Pakai sistem dodokan saja karena mampu meningkatkan fertilitas hingga 60–70%. Memang sepintas agak rumit dibanding sistem koloni dengan mencampur 1 jantan dan 3 betina. Yang penting penangkar perlu mencermati waktu tepat betina birahi.
Masa birahi betina biasanya pagi dan sore. Jadi, peternak dapat menjadwalkan kawin pada pukul 05:30–08:00 atau 16:00–17:30. Teknik ini juga berguna untuk mendapatkan keturunan hanya dari satu pejantan bermutu.
Keberhasilan pembuahan meningkat bila dibarengi dengan mencabuti bulu di sekitar dubur. Maksudnya, agar penetrasi sempurna sehingga sperma tidak tumpah di sekitar bulu. Kalau bisa, kloaka diolesi kapas yang sudah dibasahi air hingga bersih.
Pakan bergizi pun turut meningkatkan fertilitas. Pilih voer bernutrisi lengkap sebagai menu sehari-hari. Berikan pakan itu setiap hari dan selalu tersedia sepanjang waktu. Tambahkan pula vitagrit, gerusan sotong, atau pasir laut agar kerabang tebal. Berikan taoge atau cacahan sawi, dan pepaya seminggu sekali untuk mencukupi gizi sekaligus mendongkrak libido.
Kasus induk ogah mengeram sering dialami penangkar. Fatalnya, induk meletakkan telur di sembarang tempat sehingga sering terinjak hingga pecah. Membiasakan induk bertelur di sarang bukan pekerjaan gampang.

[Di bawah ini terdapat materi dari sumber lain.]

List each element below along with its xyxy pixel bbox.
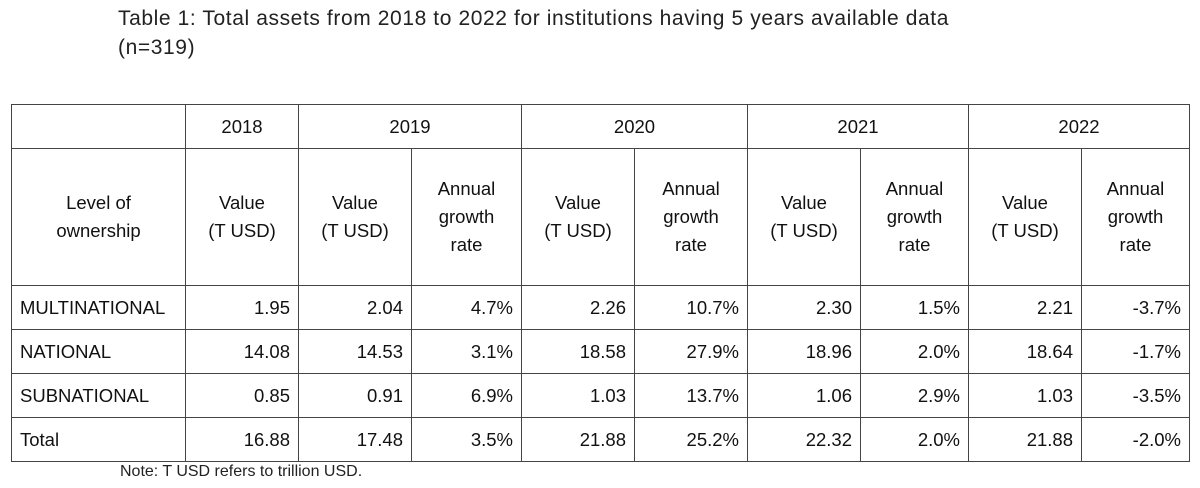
growth-2019: 3.5% — [411, 417, 522, 462]
growth-header-2021: Annual growth rate — [860, 148, 969, 286]
row-label: NATIONAL — [11, 329, 186, 374]
value-2020: 18.58 — [521, 329, 635, 374]
value-2020: 2.26 — [521, 285, 635, 330]
value-2018: 1.95 — [185, 285, 299, 330]
growth-2019: 3.1% — [411, 329, 522, 374]
year-2020: 2020 — [521, 104, 748, 149]
assets-table: 2018 2019 2020 2021 2022 Level of ownersh… — [11, 104, 1190, 462]
value-header-2021: Value (T USD) — [747, 148, 861, 286]
year-2021: 2021 — [747, 104, 969, 149]
growth-header-2019: Annual growth rate — [411, 148, 522, 286]
subheader-row: Level of ownership Value (T USD) Value (T U… — [11, 148, 1190, 286]
row-label: Total — [11, 417, 186, 462]
value-2021: 22.32 — [747, 417, 861, 462]
value-2022: 1.03 — [968, 373, 1082, 418]
year-header-row: 2018 2019 2020 2021 2022 — [11, 104, 1190, 149]
year-2022: 2022 — [968, 104, 1190, 149]
value-2020: 1.03 — [521, 373, 635, 418]
value-header-2020: Value (T USD) — [521, 148, 635, 286]
table-title: Table 1: Total assets from 2018 to 2022 … — [118, 4, 1118, 62]
value-2018: 0.85 — [185, 373, 299, 418]
growth-2021: 2.0% — [860, 329, 969, 374]
growth-2019: 6.9% — [411, 373, 522, 418]
value-2019: 0.91 — [298, 373, 412, 418]
value-2021: 2.30 — [747, 285, 861, 330]
value-2022: 21.88 — [968, 417, 1082, 462]
value-2018: 16.88 — [185, 417, 299, 462]
table-row-subnational: SUBNATIONAL 0.85 0.91 6.9% 1.03 13.7% 1.… — [11, 373, 1190, 418]
growth-2020: 27.9% — [634, 329, 748, 374]
growth-header-2020: Annual growth rate — [634, 148, 748, 286]
table-title-line1: Table 1: Total assets from 2018 to 2022 … — [118, 7, 950, 30]
value-2020: 21.88 — [521, 417, 635, 462]
row-label-header: Level of ownership — [11, 148, 186, 286]
table-row-total: Total 16.88 17.48 3.5% 21.88 25.2% 22.32… — [11, 417, 1190, 462]
year-2019: 2019 — [298, 104, 522, 149]
value-2019: 14.53 — [298, 329, 412, 374]
value-2021: 1.06 — [747, 373, 861, 418]
growth-2021: 2.0% — [860, 417, 969, 462]
growth-2022: -3.5% — [1081, 373, 1190, 418]
value-header-2019: Value (T USD) — [298, 148, 412, 286]
table-row-multinational: MULTINATIONAL 1.95 2.04 4.7% 2.26 10.7% … — [11, 285, 1190, 330]
table-row-national: NATIONAL 14.08 14.53 3.1% 18.58 27.9% 18… — [11, 329, 1190, 374]
growth-2022: -3.7% — [1081, 285, 1190, 330]
corner-cell — [11, 104, 186, 149]
row-label: MULTINATIONAL — [11, 285, 186, 330]
growth-2021: 2.9% — [860, 373, 969, 418]
value-2022: 18.64 — [968, 329, 1082, 374]
year-2018: 2018 — [185, 104, 299, 149]
growth-2021: 1.5% — [860, 285, 969, 330]
growth-2022: -1.7% — [1081, 329, 1190, 374]
value-header-2022: Value (T USD) — [968, 148, 1082, 286]
value-header-2018: Value (T USD) — [185, 148, 299, 286]
growth-2020: 10.7% — [634, 285, 748, 330]
growth-2020: 13.7% — [634, 373, 748, 418]
value-2019: 2.04 — [298, 285, 412, 330]
value-2021: 18.96 — [747, 329, 861, 374]
table-note: Note: T USD refers to trillion USD. — [120, 463, 363, 480]
row-label: SUBNATIONAL — [11, 373, 186, 418]
value-2019: 17.48 — [298, 417, 412, 462]
growth-2020: 25.2% — [634, 417, 748, 462]
value-2022: 2.21 — [968, 285, 1082, 330]
table-title-line2: (n=319) — [118, 36, 196, 59]
value-2018: 14.08 — [185, 329, 299, 374]
growth-2022: -2.0% — [1081, 417, 1190, 462]
growth-2019: 4.7% — [411, 285, 522, 330]
growth-header-2022: Annual growth rate — [1081, 148, 1190, 286]
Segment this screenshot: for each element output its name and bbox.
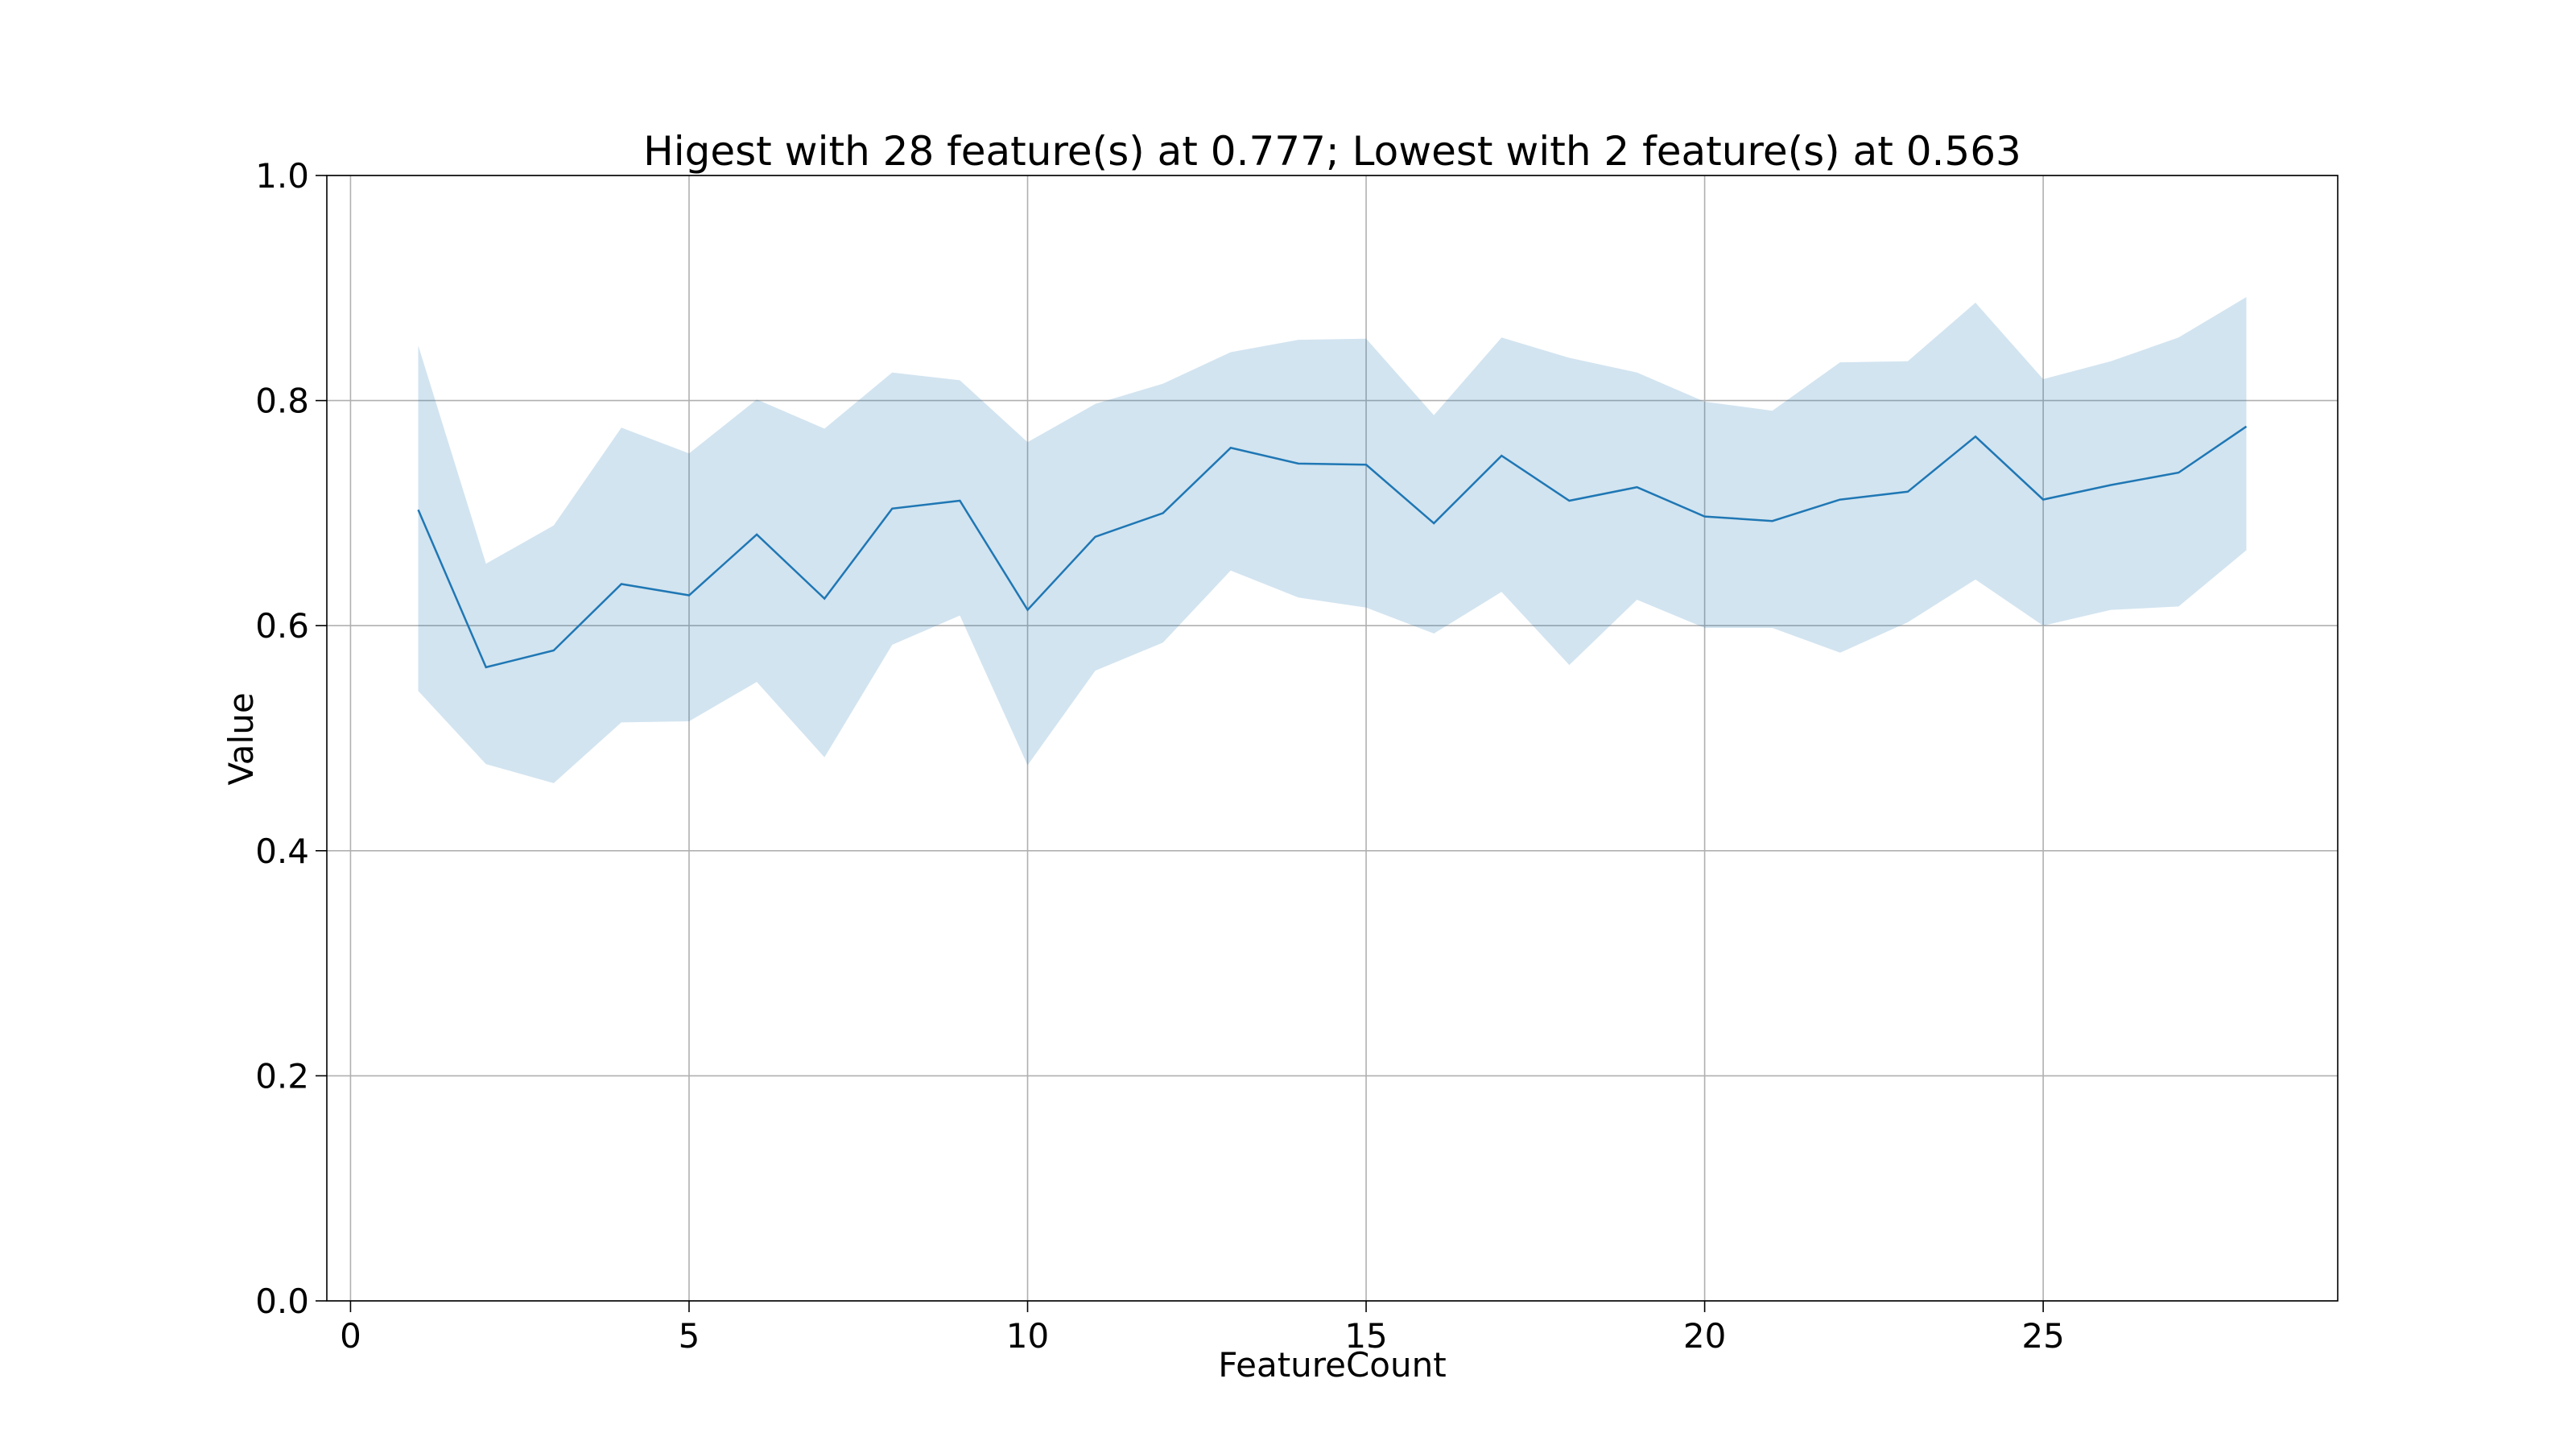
x-tick-label: 25 bbox=[2021, 1316, 2064, 1356]
x-tick-label: 5 bbox=[679, 1316, 700, 1356]
x-axis-title: FeatureCount bbox=[1218, 1345, 1446, 1385]
x-tick-label: 20 bbox=[1683, 1316, 1726, 1356]
y-axis-title: Value bbox=[221, 692, 261, 785]
x-tick-label: 0 bbox=[340, 1316, 361, 1356]
confidence-band bbox=[418, 297, 2247, 783]
y-tick-label: 0.4 bbox=[255, 832, 309, 871]
y-tick-label: 0.0 bbox=[255, 1282, 309, 1321]
y-tick-label: 0.8 bbox=[255, 382, 309, 421]
y-tick-label: 0.2 bbox=[255, 1056, 309, 1096]
series-line bbox=[417, 425, 2248, 669]
chart-title: Higest with 28 feature(s) at 0.777; Lowe… bbox=[643, 128, 2021, 175]
y-tick-label: 0.6 bbox=[255, 606, 309, 646]
y-tick-label: 1.0 bbox=[255, 156, 309, 196]
x-tick-label: 10 bbox=[1006, 1316, 1049, 1356]
plot-frame bbox=[326, 175, 2339, 1302]
x-tick-label: 15 bbox=[1344, 1316, 1387, 1356]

Begitu induk berhasil mengeram, bukan berarti pekerjaan sebagai penangkar serama selesai. Pastikan telur yang dierami benar-benar fertil. Keberadaan sel telur perlu dicek dengan meneropong di lampu atau senter pada hari ke-7.
Bila terlihat jaringan urat darah di telur berarti ada benih. Sementara itu, jika bening, pertanda gagal. Namun, kalau telur hanya tampak bintik hitam segera diambil karena benih mati. Pengecekan telur dapat diulang pada minggu ke-2.
Perhatikan kelembapan udara di sekitar kandang saat memasuki hari ke-18 atau 21. Ini penting supaya telur menetas sempurna. Idealnya, kelembapan udara di kandang 75%. Jika terlalu panas, segera siram air atau sediakan air di baskom, lalu letakkan di dekat sarang.
Begitu menetas, anak ayam segera dimasukkan ke inkubator yang dilengkapi lampu untuk penghangat. Jumlah lampu sangat bergantung pada densitas, yang penting pastikan suhu ruangan 38°C. Dengan cara itu, induk akan tetap mengeram hingga telur terakhir pecah.